So che è un argomento un po’ “scabroso” per gli stacanovisti del lavoro. Del resto, essendo io uno di loro sia per attitudine professionale sia per cultura territoriale (sono di Brescia…), ne parlo proprio con un certo pudore, ma vorrei pur sempre spendere due parole.
Molti confondono il vigore con il rigore. La quantità con la qualità.
Pur non avendo validi motivi per trattenersi all’infinito presso le proprie postazioni, continuano imperterriti ad affannarsi appresso a compiti che talvolta sono anche trascurabili. Spesso lo fanno per amore incondizionato verso il proprio lavoro (amo il mio mestiere e so cosa vuol dire, ogni tanto ci casco anche io). È tanta e tale la passione che capita di perdere la cognizione del tempo e soprattutto degli aspetti decisivi.
Ma altrettanto spesso l’origine di questa abitudine è da ricercarsi altrove. La sensazione di “essere sempre sul pezzo” perché si passano ore infinite in ufficio o in reparto, fa sentire molte persone particolarmente efficienti ed efficaci. “Sono il primo ad arrivare la mattina e chiudo sempre io la sera tardi. Cos’altro volete da me, con tutto quello che faccio?”
C’è la convinzione che ad un massiccio numero di ore trascorse al lavoro corrisponda un massiccio valore prodotto, in termini di risultati. Non sempre è così. Anzi, raramente mi permetto di dire.
Dopo una certa soglia di ore al lavoro, il nostro rendimento inizia a calare fino a precipitare letteralmente. Errori, distrazioni, dimenticanze iniziano a fare la loro comparsa, vanificando i nostri sforzi.

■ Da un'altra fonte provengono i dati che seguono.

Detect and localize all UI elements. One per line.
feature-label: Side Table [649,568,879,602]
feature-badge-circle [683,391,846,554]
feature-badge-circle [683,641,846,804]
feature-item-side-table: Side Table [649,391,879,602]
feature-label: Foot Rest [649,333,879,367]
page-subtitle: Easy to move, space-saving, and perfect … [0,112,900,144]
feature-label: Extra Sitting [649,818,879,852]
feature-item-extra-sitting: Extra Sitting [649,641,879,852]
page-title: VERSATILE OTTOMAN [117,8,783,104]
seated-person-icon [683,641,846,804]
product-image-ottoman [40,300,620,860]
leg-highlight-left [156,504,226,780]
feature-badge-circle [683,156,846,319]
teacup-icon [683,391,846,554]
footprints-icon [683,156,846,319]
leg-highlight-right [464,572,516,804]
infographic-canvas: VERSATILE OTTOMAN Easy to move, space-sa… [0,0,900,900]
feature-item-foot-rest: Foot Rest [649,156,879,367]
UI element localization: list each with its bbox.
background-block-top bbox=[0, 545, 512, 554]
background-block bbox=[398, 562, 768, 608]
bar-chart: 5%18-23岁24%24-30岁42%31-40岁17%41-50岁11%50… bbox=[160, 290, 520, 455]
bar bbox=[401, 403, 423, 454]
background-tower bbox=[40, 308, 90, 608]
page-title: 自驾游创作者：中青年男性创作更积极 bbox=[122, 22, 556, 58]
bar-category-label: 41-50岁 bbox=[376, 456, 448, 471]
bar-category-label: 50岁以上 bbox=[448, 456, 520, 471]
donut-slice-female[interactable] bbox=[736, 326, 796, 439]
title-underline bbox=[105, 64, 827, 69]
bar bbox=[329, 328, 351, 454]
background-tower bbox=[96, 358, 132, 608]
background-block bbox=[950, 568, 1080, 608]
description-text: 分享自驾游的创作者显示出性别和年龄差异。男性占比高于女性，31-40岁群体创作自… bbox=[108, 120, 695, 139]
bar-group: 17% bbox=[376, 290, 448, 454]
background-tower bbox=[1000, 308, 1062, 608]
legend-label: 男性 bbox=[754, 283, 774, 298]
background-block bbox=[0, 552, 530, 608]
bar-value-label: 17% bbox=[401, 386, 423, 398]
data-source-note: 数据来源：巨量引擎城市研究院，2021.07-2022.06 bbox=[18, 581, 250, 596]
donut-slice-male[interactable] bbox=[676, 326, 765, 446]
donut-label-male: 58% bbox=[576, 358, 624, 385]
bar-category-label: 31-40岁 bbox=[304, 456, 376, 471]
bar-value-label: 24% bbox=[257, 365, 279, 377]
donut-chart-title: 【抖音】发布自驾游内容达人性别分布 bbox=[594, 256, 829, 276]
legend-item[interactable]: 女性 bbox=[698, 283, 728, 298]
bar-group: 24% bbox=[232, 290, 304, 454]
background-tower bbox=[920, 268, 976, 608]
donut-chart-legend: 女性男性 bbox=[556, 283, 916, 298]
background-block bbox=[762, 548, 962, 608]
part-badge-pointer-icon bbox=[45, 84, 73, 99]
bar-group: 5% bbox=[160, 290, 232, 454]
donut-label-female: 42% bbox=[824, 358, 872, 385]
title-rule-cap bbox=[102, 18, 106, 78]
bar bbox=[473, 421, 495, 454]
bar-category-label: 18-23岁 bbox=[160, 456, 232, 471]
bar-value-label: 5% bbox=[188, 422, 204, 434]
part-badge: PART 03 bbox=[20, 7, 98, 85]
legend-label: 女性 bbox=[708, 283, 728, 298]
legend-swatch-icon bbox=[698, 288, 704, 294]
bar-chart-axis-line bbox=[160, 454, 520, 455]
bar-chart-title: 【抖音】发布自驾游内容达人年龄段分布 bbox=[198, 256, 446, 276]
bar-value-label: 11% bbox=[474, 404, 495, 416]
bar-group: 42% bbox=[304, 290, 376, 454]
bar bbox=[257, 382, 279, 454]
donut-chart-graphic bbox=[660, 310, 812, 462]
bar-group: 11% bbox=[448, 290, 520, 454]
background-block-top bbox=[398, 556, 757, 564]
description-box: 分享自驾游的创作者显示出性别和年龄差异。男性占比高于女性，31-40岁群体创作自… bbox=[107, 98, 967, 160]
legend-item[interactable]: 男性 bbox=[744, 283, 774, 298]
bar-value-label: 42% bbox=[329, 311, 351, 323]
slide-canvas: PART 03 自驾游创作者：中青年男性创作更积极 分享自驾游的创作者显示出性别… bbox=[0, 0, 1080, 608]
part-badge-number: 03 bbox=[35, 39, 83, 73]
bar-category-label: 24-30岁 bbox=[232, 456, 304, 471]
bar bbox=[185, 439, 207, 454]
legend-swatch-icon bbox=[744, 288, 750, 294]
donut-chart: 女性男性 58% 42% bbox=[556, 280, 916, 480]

Vorrei essere molto chiaro, a scanso di equivoci. Non sto dicendo che si debba “stare indietro” con il lavoro, io stesso trascorro giornate e serate intere in modalità operativa. Ammiro chi lavora tanto e sodo, soprattutto chi lavora bene. E cerco di imparare da queste persone. Cerco di lavorare sempre di più ma sempre meglio.
Ecco perché vorrei sottolineare quanto insidioso possa essere questo approccio, per la nostra carriera e per la nostra vita, se non opportunamente gestito con pause strategiche e concentrando quando possibile (di solito lo è) le nostre energie nelle ore più produttive. Andare sistematicamente oltre rischia in concreto di essere controproducente.
Mi viene sempre in mente un imprenditore che per me è stato ed è una guida. “Io dico ai miei collaboratori di andarsene a casa dopo una certa ora. Come possono pensare di essere performanti ai massimi livelli, come serve, dopo 10-12 ore di lavoro serrato? Non ha senso. Molto meglio fermarsi prima e andarsene per tornare la mattina successiva freschi e lucidi”.
Poi c’è un altro aspetto, ancor più importante.
Ho incontrato e incontro moltissime persone. Professionisti e imprenditori straordinari, talenti veri, con una carriera folgorante, un modello vero e proprio per me.
Diversi tra loro mi hanno sorpreso confessandomi di avere dei rimpianti, di non aver visto i figli crescere, di non aver fatto piccoli o grandi viaggi, di non aver dedicato cura a loro stessi come alle persone più care, di essersi ritrovati dopo anni e anni di lavoro come se fossero “vuoti”.
In un solo concetto, di non aver vissuto. Con un “dosaggio” un po’ più equilibrato tra lavoro e casa, avrebbero ottenuto gli stessi risultati professionali, se non superiori, vivendo maggiormente la propria vita. Così dicono.
Oltre a non portare risultati ottimali in termini di performance e risultati, l’abitudine di trascorrere la stragrande maggior parte del tempo al lavoro può essere qualcosa di molto più insidioso.
“Una prassi ladra, ruba la vita”, mi ha riferito uno di loro.